I was lukewarm about The Best Exotic Marigold Hotel because after I read the press release, I felt it would hold no surprises for me whatsoever. I could predict the whole damn movie, and probably my review as well. A bunch of older British people with drab, unsatisfying lives move to India where they would be shocked and dismayed at first, but gradually would see the beauty of life and the wonders of the universe. Someone would fall in love, someone would find an unexpected friend, someone would have an epiphany. Cliches would abound. Despite what was unquestionably an amazing cast, I would be checking my watch regularly, perhaps even predicting which plot point would happen at what time.

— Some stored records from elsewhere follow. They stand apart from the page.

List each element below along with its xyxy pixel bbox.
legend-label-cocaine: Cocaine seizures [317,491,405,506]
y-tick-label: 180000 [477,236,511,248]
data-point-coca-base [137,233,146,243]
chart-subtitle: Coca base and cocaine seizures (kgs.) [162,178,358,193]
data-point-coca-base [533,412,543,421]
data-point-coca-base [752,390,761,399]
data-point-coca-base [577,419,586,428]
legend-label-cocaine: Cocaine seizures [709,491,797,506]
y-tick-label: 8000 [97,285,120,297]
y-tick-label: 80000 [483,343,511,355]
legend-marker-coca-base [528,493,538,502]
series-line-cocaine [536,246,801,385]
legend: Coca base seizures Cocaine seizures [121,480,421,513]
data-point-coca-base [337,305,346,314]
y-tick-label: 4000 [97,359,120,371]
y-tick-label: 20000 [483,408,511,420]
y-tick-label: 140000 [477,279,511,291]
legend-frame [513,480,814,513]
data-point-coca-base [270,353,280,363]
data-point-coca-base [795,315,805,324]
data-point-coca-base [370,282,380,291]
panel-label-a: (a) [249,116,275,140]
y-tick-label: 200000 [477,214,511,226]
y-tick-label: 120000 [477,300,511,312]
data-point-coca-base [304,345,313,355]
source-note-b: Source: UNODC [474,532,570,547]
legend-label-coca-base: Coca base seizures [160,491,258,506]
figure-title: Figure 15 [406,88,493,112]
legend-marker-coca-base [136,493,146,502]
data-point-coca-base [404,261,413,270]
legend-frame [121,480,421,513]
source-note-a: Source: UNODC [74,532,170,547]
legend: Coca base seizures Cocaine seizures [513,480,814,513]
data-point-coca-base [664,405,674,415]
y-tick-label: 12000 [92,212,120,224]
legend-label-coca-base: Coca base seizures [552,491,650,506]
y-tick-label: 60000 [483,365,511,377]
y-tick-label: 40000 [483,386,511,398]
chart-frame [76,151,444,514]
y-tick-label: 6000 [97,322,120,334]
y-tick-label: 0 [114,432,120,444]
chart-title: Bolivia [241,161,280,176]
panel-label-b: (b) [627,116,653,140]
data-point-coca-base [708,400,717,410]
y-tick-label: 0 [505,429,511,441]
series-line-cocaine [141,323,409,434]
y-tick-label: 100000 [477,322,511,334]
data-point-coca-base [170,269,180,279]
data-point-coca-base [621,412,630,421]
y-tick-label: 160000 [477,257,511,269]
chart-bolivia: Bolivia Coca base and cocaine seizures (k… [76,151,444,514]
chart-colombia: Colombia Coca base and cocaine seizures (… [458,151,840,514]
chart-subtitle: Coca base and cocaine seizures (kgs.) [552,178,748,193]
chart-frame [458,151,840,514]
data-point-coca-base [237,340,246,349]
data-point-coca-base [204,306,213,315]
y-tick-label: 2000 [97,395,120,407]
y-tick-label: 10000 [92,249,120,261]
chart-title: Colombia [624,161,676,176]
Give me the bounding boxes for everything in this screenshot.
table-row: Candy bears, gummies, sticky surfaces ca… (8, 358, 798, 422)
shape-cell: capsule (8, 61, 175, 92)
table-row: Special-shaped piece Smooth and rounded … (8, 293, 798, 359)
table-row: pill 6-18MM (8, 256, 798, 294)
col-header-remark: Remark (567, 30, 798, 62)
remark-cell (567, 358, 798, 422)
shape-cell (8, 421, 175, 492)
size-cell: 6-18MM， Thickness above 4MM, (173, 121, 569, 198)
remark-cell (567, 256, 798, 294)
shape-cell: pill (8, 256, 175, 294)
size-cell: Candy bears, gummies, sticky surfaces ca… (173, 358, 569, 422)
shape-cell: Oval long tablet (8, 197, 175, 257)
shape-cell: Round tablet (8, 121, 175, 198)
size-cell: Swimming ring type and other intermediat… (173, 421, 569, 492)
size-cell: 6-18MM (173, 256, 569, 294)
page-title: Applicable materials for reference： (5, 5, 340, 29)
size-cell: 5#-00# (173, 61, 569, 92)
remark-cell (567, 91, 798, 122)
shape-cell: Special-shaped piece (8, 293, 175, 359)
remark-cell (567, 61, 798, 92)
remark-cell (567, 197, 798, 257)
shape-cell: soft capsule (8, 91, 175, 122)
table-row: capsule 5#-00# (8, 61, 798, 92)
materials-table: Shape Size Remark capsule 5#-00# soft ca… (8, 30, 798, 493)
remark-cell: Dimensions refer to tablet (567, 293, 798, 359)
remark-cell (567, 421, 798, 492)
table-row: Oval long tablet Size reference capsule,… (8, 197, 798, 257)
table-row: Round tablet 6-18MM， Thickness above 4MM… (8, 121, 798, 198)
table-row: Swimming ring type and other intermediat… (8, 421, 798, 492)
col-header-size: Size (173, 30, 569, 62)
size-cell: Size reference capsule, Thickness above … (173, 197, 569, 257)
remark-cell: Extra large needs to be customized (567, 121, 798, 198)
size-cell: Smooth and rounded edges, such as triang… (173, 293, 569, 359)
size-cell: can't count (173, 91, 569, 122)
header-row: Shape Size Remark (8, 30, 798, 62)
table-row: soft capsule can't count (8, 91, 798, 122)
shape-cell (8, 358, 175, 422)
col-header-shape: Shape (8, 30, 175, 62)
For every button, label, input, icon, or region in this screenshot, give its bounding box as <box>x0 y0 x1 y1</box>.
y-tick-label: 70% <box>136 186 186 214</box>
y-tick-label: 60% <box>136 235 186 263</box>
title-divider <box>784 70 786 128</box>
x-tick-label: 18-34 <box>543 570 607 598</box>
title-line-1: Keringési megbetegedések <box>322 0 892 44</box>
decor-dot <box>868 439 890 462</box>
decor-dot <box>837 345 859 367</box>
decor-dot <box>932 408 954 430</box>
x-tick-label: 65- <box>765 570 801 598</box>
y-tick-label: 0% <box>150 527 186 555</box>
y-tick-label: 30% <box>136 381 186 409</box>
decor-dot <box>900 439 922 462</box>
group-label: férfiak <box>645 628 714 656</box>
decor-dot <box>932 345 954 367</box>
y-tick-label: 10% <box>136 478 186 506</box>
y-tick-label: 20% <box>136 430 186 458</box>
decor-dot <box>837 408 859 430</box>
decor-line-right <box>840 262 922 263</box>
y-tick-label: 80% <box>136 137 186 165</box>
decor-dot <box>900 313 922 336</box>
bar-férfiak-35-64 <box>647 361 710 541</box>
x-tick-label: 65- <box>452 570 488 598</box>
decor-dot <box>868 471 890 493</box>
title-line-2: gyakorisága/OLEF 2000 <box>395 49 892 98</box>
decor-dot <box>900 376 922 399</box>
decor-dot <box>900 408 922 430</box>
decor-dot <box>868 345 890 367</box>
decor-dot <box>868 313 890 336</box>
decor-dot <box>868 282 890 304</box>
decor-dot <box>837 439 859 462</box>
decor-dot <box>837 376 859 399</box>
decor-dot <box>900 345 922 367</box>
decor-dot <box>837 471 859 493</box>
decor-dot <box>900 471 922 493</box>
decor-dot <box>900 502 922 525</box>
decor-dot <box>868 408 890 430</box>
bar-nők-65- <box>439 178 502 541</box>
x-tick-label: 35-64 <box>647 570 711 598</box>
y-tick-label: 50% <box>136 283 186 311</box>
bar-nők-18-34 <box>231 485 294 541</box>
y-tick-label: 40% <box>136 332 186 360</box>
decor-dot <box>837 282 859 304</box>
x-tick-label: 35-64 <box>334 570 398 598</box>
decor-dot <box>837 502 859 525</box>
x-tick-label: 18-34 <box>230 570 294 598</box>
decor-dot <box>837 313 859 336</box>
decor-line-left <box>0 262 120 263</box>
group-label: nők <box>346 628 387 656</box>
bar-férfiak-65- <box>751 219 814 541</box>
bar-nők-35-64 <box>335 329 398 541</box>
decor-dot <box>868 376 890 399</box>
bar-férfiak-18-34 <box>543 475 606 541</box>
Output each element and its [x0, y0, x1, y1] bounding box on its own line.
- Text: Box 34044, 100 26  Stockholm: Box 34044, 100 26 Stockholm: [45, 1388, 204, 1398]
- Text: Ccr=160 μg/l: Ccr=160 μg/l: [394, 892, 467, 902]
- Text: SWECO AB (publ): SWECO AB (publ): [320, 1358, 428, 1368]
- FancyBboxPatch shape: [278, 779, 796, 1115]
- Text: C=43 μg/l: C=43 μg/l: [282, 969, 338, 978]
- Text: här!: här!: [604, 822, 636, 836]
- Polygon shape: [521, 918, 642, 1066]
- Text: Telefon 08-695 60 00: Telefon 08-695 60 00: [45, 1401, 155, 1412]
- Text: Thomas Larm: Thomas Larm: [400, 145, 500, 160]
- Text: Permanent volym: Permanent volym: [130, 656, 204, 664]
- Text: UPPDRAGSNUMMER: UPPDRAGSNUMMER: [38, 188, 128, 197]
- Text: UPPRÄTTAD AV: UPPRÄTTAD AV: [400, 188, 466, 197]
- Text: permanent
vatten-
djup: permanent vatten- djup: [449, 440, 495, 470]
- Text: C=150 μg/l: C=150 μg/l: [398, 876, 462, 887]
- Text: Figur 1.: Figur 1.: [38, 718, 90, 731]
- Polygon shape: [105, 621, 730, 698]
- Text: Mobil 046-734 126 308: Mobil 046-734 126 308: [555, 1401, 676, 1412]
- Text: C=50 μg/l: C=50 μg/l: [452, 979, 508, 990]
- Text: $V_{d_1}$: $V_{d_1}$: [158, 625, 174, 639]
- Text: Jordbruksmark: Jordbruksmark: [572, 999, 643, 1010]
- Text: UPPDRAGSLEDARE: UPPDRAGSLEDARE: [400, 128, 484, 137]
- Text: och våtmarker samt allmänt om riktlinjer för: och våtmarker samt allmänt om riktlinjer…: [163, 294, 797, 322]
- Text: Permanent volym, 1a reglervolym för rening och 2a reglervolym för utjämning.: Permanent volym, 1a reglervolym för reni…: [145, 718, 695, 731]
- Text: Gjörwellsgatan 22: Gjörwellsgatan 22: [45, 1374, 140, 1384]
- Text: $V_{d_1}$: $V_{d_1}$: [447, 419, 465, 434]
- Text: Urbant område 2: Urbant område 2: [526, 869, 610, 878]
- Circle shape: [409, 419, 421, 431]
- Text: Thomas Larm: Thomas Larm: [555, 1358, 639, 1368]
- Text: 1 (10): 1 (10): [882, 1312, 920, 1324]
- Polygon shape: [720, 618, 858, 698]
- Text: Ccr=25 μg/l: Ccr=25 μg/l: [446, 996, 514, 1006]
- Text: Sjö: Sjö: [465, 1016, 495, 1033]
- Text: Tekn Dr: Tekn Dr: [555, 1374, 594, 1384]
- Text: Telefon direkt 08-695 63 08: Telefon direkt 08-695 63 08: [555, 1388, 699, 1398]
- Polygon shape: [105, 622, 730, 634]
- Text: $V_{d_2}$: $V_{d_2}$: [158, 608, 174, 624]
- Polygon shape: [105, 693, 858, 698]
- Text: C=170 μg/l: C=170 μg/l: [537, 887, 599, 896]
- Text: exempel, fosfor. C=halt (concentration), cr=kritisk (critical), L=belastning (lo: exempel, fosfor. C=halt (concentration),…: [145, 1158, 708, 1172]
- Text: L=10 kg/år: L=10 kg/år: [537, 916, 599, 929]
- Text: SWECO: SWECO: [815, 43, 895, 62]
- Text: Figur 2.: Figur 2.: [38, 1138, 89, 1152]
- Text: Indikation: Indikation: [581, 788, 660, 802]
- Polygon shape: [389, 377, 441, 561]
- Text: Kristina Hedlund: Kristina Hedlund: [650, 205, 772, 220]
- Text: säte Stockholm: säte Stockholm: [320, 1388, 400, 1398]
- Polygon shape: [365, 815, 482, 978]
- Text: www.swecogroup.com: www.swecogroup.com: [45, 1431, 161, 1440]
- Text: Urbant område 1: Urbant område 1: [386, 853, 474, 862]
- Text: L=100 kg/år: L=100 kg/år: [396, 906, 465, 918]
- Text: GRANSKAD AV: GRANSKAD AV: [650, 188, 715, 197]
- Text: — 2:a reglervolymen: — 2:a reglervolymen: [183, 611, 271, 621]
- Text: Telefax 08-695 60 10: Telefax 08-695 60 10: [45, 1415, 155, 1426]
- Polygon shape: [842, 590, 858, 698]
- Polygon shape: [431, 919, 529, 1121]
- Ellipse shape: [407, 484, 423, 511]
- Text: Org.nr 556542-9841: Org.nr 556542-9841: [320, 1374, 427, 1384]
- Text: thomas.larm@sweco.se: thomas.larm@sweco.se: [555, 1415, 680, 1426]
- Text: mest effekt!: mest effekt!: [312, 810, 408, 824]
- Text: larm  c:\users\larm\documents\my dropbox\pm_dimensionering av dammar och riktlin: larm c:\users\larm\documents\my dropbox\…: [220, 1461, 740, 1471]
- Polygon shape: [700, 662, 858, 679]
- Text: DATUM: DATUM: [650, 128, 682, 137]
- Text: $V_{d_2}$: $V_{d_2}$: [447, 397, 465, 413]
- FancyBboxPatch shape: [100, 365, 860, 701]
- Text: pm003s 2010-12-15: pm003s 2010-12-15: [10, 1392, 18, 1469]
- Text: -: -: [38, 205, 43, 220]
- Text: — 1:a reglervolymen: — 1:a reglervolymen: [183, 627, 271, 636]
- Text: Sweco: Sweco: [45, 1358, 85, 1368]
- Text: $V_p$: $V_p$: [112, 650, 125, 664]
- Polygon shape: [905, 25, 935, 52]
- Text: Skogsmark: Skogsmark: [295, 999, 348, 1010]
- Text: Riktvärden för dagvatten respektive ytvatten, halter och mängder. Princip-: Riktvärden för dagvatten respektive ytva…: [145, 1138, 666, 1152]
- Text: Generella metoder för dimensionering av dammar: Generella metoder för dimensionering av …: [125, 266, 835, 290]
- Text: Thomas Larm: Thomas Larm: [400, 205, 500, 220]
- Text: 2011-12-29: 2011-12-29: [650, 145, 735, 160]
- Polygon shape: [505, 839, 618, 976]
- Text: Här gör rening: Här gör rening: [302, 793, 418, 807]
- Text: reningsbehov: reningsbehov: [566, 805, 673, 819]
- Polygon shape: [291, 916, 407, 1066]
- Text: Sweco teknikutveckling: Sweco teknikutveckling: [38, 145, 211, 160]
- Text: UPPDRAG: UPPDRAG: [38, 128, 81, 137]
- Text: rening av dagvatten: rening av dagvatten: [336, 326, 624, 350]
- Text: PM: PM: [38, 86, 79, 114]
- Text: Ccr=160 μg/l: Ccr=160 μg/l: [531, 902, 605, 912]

While some of my general predictions about the The Best Exotic Marigold Hotel were indeed pretty accurate, the movie still surprised and delighted me. Expected plot points held unexpected twists. I haven't read Deborah Moggach's novel These Foolish Things, which Ol Parker adapted into this film -- I don't know whether the scenes I liked best should be credited to the novel, the screenplay or director John Madden. Perhaps Parker and Madden knew that many of the basic aspects of the story followed well-trodden ground and decided to avoid cliches, or at least spin them around. And naturally I was happy to be correct about the excellent perfomances from a cast of superstar British character actors.

Judi Dench shines brightest here as Evelyn, the widow who decides to learn to take care of herself, and Tom Wilkinson is an especial pleasure to watch as a retired lawyer with a hidden reason for returning to India. Maggie Smith coaxes us into sympathizing with her complaining, racist character Muriel, in India to save money and time on necessary surger. Bill Nighy and Penelope Wilton bring us a believably bickering couple; she's continually dissatisfied, he's continually accommodating (a 180-degree turn from the couple they played in Shaun of the Dead). Celia Imrie and Ronald Pickup make the most out of one-note characters, and Dev Patel's optimistic but ill-starred hotel owner is a playful puppy gamboling among the older characters.

At times, the region of India where the hotel "for the elderly and beautiful" is located seems like a variation of what Spike Lee calls the "magical Negro" character, an outsider who makes everything all right for the nice white people in trouble. Even the poor people and impoverished areas are beautifully photographed, and a call center is full of such delightful employees that I feel like I should patronize overseas customer service more often.

But The Best Exotic Marigold Hotel is meant to be a delightful, diverting movie, meant to charm you, not to depict stark realism. And charm me it did, nearly as much as filmmaker John Madden's much-lauded movie Shakespeare in Love. I confess I was worried about bringing my husband along and predicted he would fall asleep. He ended up liking it as much as I did. Perhaps I should stop making predictions about movies, except for the thrill of being proven wrong.

Best Marigold Hotel - A delight!

I rarely comment on films because they are rarely worth a comment. This one is an exception. It is even more rare that I laugh out loud and cry in the same film. Actually it is exceedingly rare that I laugh out loud in any theater. Once again this is an exception.

The theater was populated by a generation of gray and white, and as they slowly departed during the credits the only complaint I heard was that the lights were still down pending the end of the credit screens. In the lobby and at a nearby restaurant I overheard more than a few of them expressing pure satisfaction. This is a generation that has seen pretty much everything, and learned to complain loudly when disappointed. This film seemed to disappoint no one and brought a smile and a tear to many a senior citizen, including this one.

Go see it. Pay your money and encourage the movie industry to make more of these uplifting but realistic films. A day later I am still smiling.

BEST MARIGOLD

Now I MUST see it. After reading some tepid review I was ambivalent (stupid of me)! Now this review and your comment has sold me! A must see. I love to laugh and cry and be moved for days! Thanks for posting.